Domanda ed eccezione riconvenzionale Discrimine

Pubblicato il 26 ottobre 2016

La Terza sezione civile della Corte di cassazione è recentemente intervenuta a precisare alcuni interessanti principi in ordine al discrimine esistente tra domanda riconvenzionale ed eccezione.

Rilievo al risultato processuale 

Per la Corte, la distinzione tra le due figure dipende dall’oggetto della difesa del convenuto, il risultato processuale, ossia, che quest’ultima parte intende con essa ottenere, limitato, o meno, al rigetto della domanda proposta dall’attore.

Non rileva, quindi, il titolo posto a base della difesa del convenuto, cioè il fatto o il rapporto giuridico invocato a suo fondamento.
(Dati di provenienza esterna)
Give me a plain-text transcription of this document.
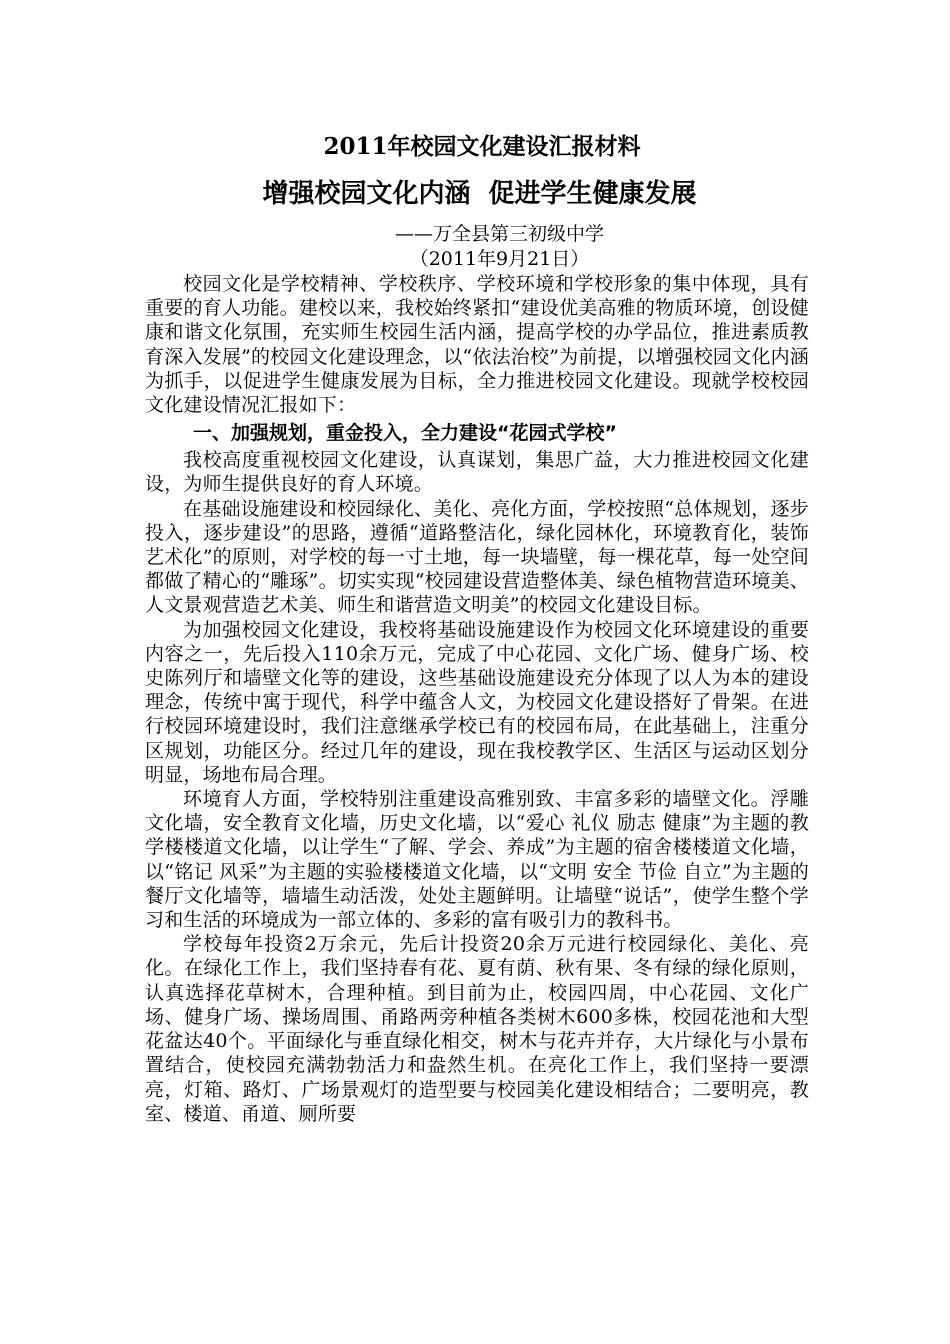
2011年校园文化建设汇报材料
增强校园文化内涵  促进学生健康发展

——万全县第三初级中学

（2011年9月21日）

校园文化是学校精神、学校秩序、学校环境和学校形象的集中体现，具有重要的育人功能。建校以来，我校始终紧扣“建设优美高雅的物质环境，创设健康和谐文化氛围，充实师生校园生活内涵，提高学校的办学品位，推进素质教育深入发展”的校园文化建设理念，以“依法治校”为前提，以增强校园文化内涵为抓手，以促进学生健康发展为目标，全力推进校园文化建设。现就学校校园文化建设情况汇报如下：

一、加强规划，重金投入，全力建设“花园式学校”

我校高度重视校园文化建设，认真谋划，集思广益，大力推进校园文化建设，为师生提供良好的育人环境。

在基础设施建设和校园绿化、美化、亮化方面，学校按照“总体规划，逐步投入，逐步建设”的思路，遵循“道路整洁化，绿化园林化，环境教育化，装饰艺术化”的原则，对学校的每一寸土地，每一块墙壁，每一棵花草，每一处空间都做了精心的“雕琢”。切实实现“校园建设营造整体美、绿色植物营造环境美、人文景观营造艺术美、师生和谐营造文明美”的校园文化建设目标。

为加强校园文化建设，我校将基础设施建设作为校园文化环境建设的重要内容之一，先后投入110余万元，完成了中心花园、文化广场、健身广场、校史陈列厅和墙壁文化等的建设，这些基础设施建设充分体现了以人为本的建设理念，传统中寓于现代，科学中蕴含人文，为校园文化建设搭好了骨架。在进行校园环境建设时，我们注意继承学校已有的校园布局，在此基础上，注重分区规划，功能区分。经过几年的建设，现在我校教学区、生活区与运动区划分明显，场地布局合理。

环境育人方面，学校特别注重建设高雅别致、丰富多彩的墙壁文化。浮雕文化墙，安全教育文化墙，历史文化墙，以“爱心 礼仪 励志 健康”为主题的教学楼楼道文化墙，以让学生“了解、学会、养成”为主题的宿舍楼楼道文化墙，以“铭记 风采”为主题的实验楼楼道文化墙，以“文明 安全 节俭 自立”为主题的餐厅文化墙等，墙墙生动活泼，处处主题鲜明。让墙壁“说话”，使学生整个学习和生活的环境成为一部立体的、多彩的富有吸引力的教科书。

学校每年投资2万余元，先后计投资20余万元进行校园绿化、美化、亮化。在绿化工作上，我们坚持春有花、夏有荫、秋有果、冬有绿的绿化原则，认真选择花草树木，合理种植。到目前为止，校园四周，中心花园、文化广场、健身广场、操场周围、甬路两旁种植各类树木600多株，校园花池和大型花盆达40个。平面绿化与垂直绿化相交，树木与花卉并存，大片绿化与小景布置结合，使校园充满勃勃活力和盎然生机。在亮化工作上，我们坚持一要漂亮，灯箱、路灯、广场景观灯的造型要与校园美化建设相结合；二要明亮，教室、楼道、甬道、厕所要
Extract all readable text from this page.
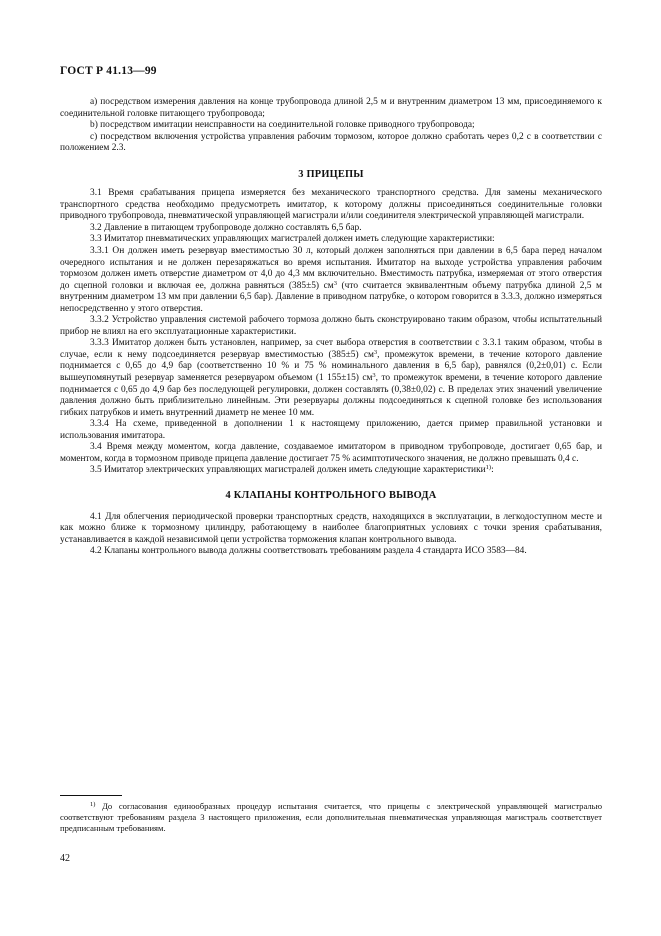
ГОСТ Р 41.13—99

a) посредством измерения давления на конце трубопровода длиной 2,5 м и внутренним диаметром 13 мм, присоединяемого к соединительной головке питающего трубопровода;

b) посредством имитации неисправности на соединительной головке приводного трубопровода;

c) посредством включения устройства управления рабочим тормозом, которое должно сработать через 0,2 с в соответствии с положением 2.3.

3 ПРИЦЕПЫ

3.1 Время срабатывания прицепа измеряется без механического транспортного средства. Для замены механического транспортного средства необходимо предусмотреть имитатор, к которому должны присоединяться соединительные головки приводного трубопровода, пневматической управляющей магистрали и/или соединителя электрической управляющей магистрали.

3.2 Давление в питающем трубопроводе должно составлять 6,5 бар.

3.3 Имитатор пневматических управляющих магистралей должен иметь следующие характеристики:

3.3.1 Он должен иметь резервуар вместимостью 30 л, который должен заполняться при давлении в 6,5 бара перед началом очередного испытания и не должен перезаряжаться во время испытания. Имитатор на выходе устройства управления рабочим тормозом должен иметь отверстие диаметром от 4,0 до 4,3 мм включительно. Вместимость патрубка, измеряемая от этого отверстия до сцепной головки и включая ее, должна равняться (385±5) $см^3$ (что считается эквивалентным объему патрубка длиной 2,5 м внутренним диаметром 13 мм при давлении 6,5 бар). Давление в приводном патрубке, о котором говорится в 3.3.3, должно измеряться непосредственно у этого отверстия.

3.3.2 Устройство управления системой рабочего тормоза должно быть сконструировано таким образом, чтобы испытательный прибор не влиял на его эксплуатационные характеристики.

3.3.3 Имитатор должен быть установлен, например, за счет выбора отверстия в соответствии с 3.3.1 таким образом, чтобы в случае, если к нему подсоединяется резервуар вместимостью (385±5) $см^3$, промежуток времени, в течение которого давление поднимается с 0,65 до 4,9 бар (соответственно 10 % и 75 % номинального давления в 6,5 бар), равнялся (0,2±0,01) с. Если вышеупомянутый резервуар заменяется резервуаром объемом (1 155±15) $см^3$, то промежуток времени, в течение которого давление поднимается с 0,65 до 4,9 бар без последующей регулировки, должен составлять (0,38±0,02) с. В пределах этих значений увеличение давления должно быть приблизительно линейным. Эти резервуары должны подсоединяться к сцепной головке без использования гибких патрубков и иметь внутренний диаметр не менее 10 мм.

3.3.4 На схеме, приведенной в дополнении 1 к настоящему приложению, дается пример правильной установки и использования имитатора.

3.4 Время между моментом, когда давление, создаваемое имитатором в приводном трубопроводе, достигает 0,65 бар, и моментом, когда в тормозном приводе прицепа давление достигает 75 % асимптотического значения, не должно превышать 0,4 с.

3.5 Имитатор электрических управляющих магистралей должен иметь следующие характеристики$^{1)}$:

4 КЛАПАНЫ КОНТРОЛЬНОГО ВЫВОДА

4.1 Для облегчения периодической проверки транспортных средств, находящихся в эксплуатации, в легкодоступном месте и как можно ближе к тормозному цилиндру, работающему в наиболее благоприятных условиях с точки зрения срабатывания, устанавливается в каждой независимой цепи устройства торможения клапан контрольного вывода.

4.2 Клапаны контрольного вывода должны соответствовать требованиям раздела 4 стандарта ИСО 3583—84.

$^{1)}$ До согласования единообразных процедур испытания считается, что прицепы с электрической управляющей магистралью соответствуют требованиям раздела 3 настоящего приложения, если дополнительная пневматическая управляющая магистраль соответствует предписанным требованиям.

42
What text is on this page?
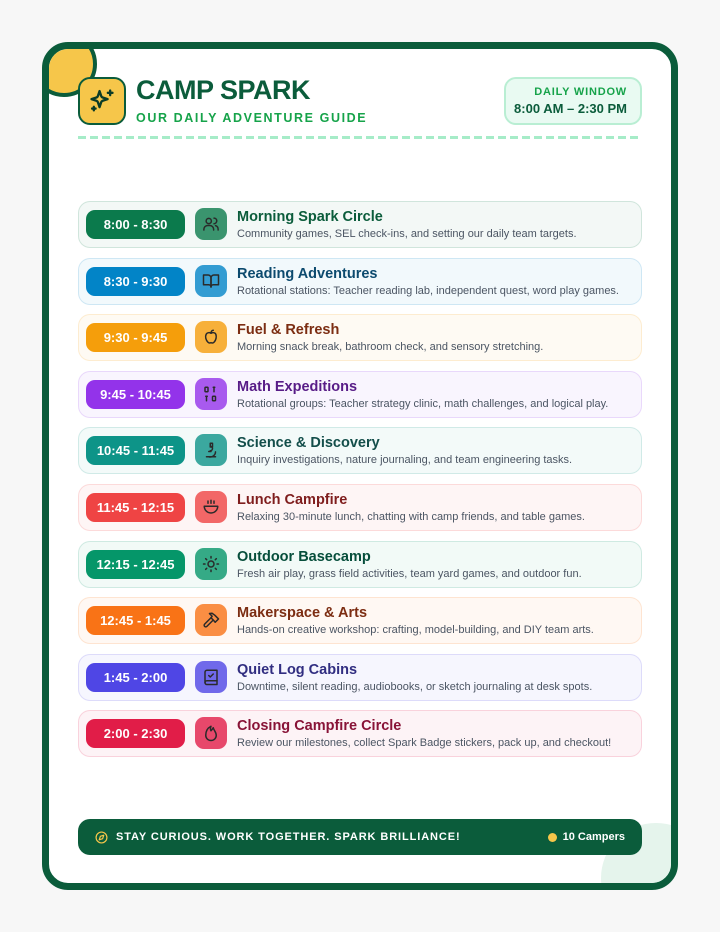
CAMP SPARK
OUR DAILY ADVENTURE GUIDE
DAILY WINDOW
8:00 AM – 2:30 PM
8:00 - 8:30	Morning Spark Circle
Community games, SEL check-ins, and setting our daily team targets.
8:30 - 9:30	Reading Adventures
Rotational stations: Teacher reading lab, independent quest, word play games.
9:30 - 9:45	Fuel & Refresh
Morning snack break, bathroom check, and sensory stretching.
9:45 - 10:45	Math Expeditions
Rotational groups: Teacher strategy clinic, math challenges, and logical play.
10:45 - 11:45	Science & Discovery
Inquiry investigations, nature journaling, and team engineering tasks.
11:45 - 12:15	Lunch Campfire
Relaxing 30-minute lunch, chatting with camp friends, and table games.
12:15 - 12:45	Outdoor Basecamp
Fresh air play, grass field activities, team yard games, and outdoor fun.
12:45 - 1:45	Makerspace & Arts
Hands-on creative workshop: crafting, model-building, and DIY team arts.
1:45 - 2:00	Quiet Log Cabins
Downtime, silent reading, audiobooks, or sketch journaling at desk spots.
2:00 - 2:30	Closing Campfire Circle
Review our milestones, collect Spark Badge stickers, pack up, and checkout!
STAY CURIOUS. WORK TOGETHER. SPARK BRILLIANCE!	10 Campers
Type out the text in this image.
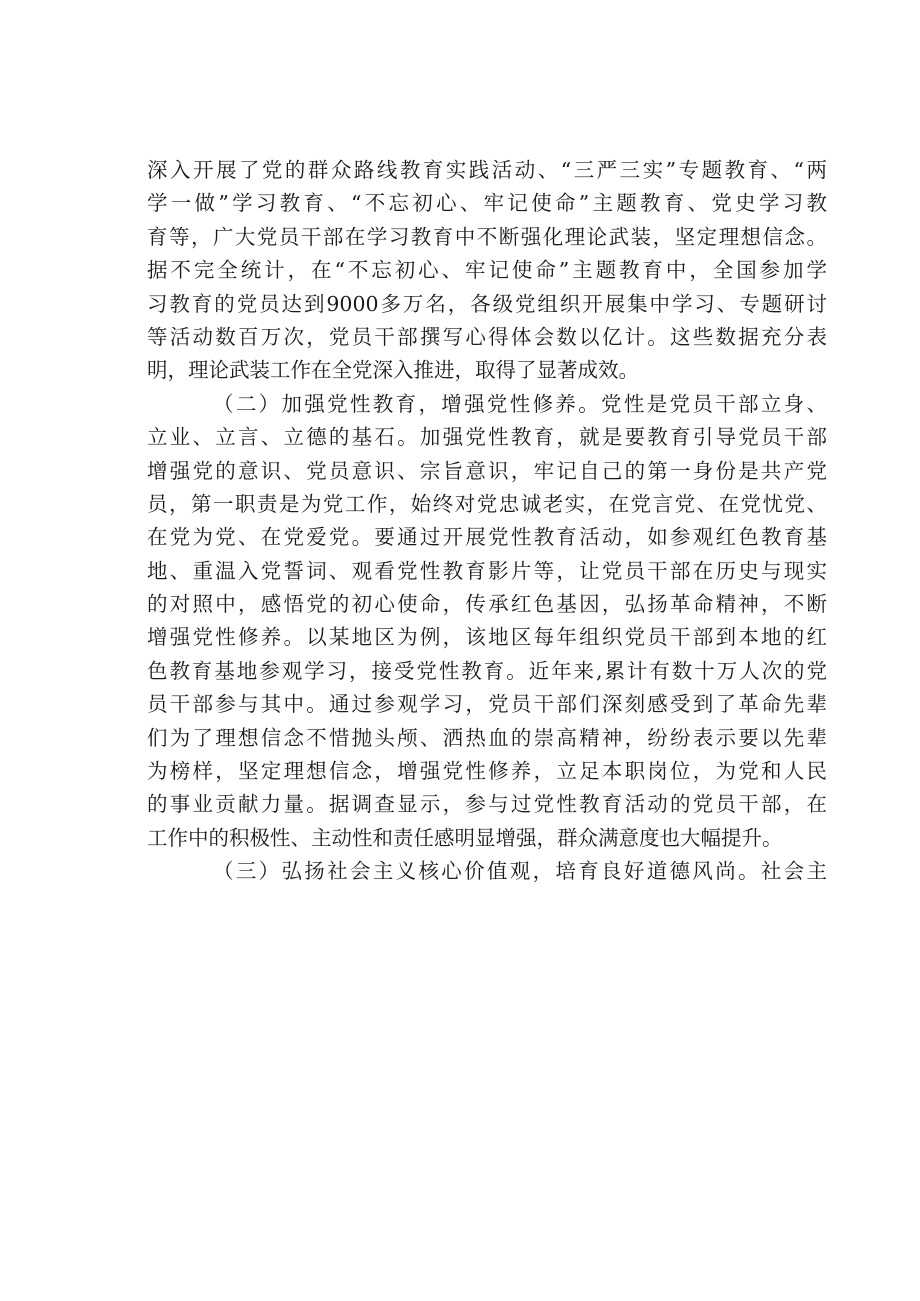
深入开展了党的群众路线教育实践活动、“三严三实”专题教育、“两
学一做”学习教育、“不忘初心、牢记使命”主题教育、党史学习教
育等，广大党员干部在学习教育中不断强化理论武装，坚定理想信念。
据不完全统计，在“不忘初心、牢记使命”主题教育中，全国参加学
习教育的党员达到9000多万名，各级党组织开展集中学习、专题研讨
等活动数百万次，党员干部撰写心得体会数以亿计。这些数据充分表
明，理论武装工作在全党深入推进，取得了显著成效。
（二）加强党性教育，增强党性修养。党性是党员干部立身、
立业、立言、立德的基石。加强党性教育，就是要教育引导党员干部
增强党的意识、党员意识、宗旨意识，牢记自己的第一身份是共产党
员，第一职责是为党工作，始终对党忠诚老实，在党言党、在党忧党、
在党为党、在党爱党。要通过开展党性教育活动，如参观红色教育基
地、重温入党誓词、观看党性教育影片等，让党员干部在历史与现实
的对照中，感悟党的初心使命，传承红色基因，弘扬革命精神，不断
增强党性修养。以某地区为例，该地区每年组织党员干部到本地的红
色教育基地参观学习，接受党性教育。近年来,累计有数十万人次的党
员干部参与其中。通过参观学习，党员干部们深刻感受到了革命先辈
们为了理想信念不惜抛头颅、洒热血的崇高精神，纷纷表示要以先辈
为榜样，坚定理想信念，增强党性修养，立足本职岗位，为党和人民
的事业贡献力量。据调查显示，参与过党性教育活动的党员干部，在
工作中的积极性、主动性和责任感明显增强，群众满意度也大幅提升。
（三）弘扬社会主义核心价值观，培育良好道德风尚。社会主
Come ricordato da consolidato orientamento giurisprudenziale, infatti, ciò che distingue l’eccezione riconvenzionale, la cui prima formulazione è ammissibile in appello, dalla domanda riconvenzionale, esperibile soltanto in primo grado, è costituito dalle conseguenze giuridiche che il deducente intende trarre dal nuovo fatto allegato e, ossia, dal provvedimento che egli chiede all’organo giudicante.

Così, si ha eccezione riconvenzionale laddove l’istanza resti contenuta nell’ambito dell’attività strettamente difensiva e, pure eventualmente ampliando la sfera dei poteri cognitori, lasci immutati i limiti di quelli decisori del giudice, quali determinati dalla domanda attorea.

Per contro, si tratta di domanda riconvenzionale qualora il convenuto chieda un provvedimento positivo, autonomamente attributivo di una determinata utilità, che vada oltre al mero rigetto della domanda avversaria, ampliando, così, la sfera dei poteri decisori del giudice.

Domanda inammissibile valutabile come eccezione

Partendo da queste premesse la Corte di legittimità - sentenza n. 21472 del 25 ottobre 2016 - ha, altresì, precisato come conseguentemente, non sussistono limiti per il convenuto al possibile ampliamento del tema della controversia a mezzo di eccezioni.

Questo, sempre che vengano allegati a loro fondamento fatti o rapporti giuridici prospettati come idonei a determinare l’estinzione o la modificazione dei diritti fatti valere dall’attore, sulla cui base si chieda il rigetto delle domande di quest’ultimo e non una pronuncia di accoglimento di ulteriori e diverse domande.

Inoltre, nell’ipotesi in cui, per motivi processuali, risulti inammissibile la domanda riconvenzionale con cui il convenuto invochi un rapporto contrattuale diverso da quello posto dall’attore a fondamento delle sue pretese, ritenendo che da esso deriverebbe la nullità o la totale o parziale inefficacia di quest’ultimo o comunque l’effetto estintivo, impeditivo o modificativo dei diritti fatti valere, chiedendone l’accertamento anche con l’eventuale e consequenziale condanna dell’attore al pagamento di quanto dovuto sulla base di questa prospettazione, “ciò nonostante la medesima difesa può e deve essere presa in considerazione come eccezione, con il solo e più limitato possibile esito del rigetto delle domande di parte attrice”.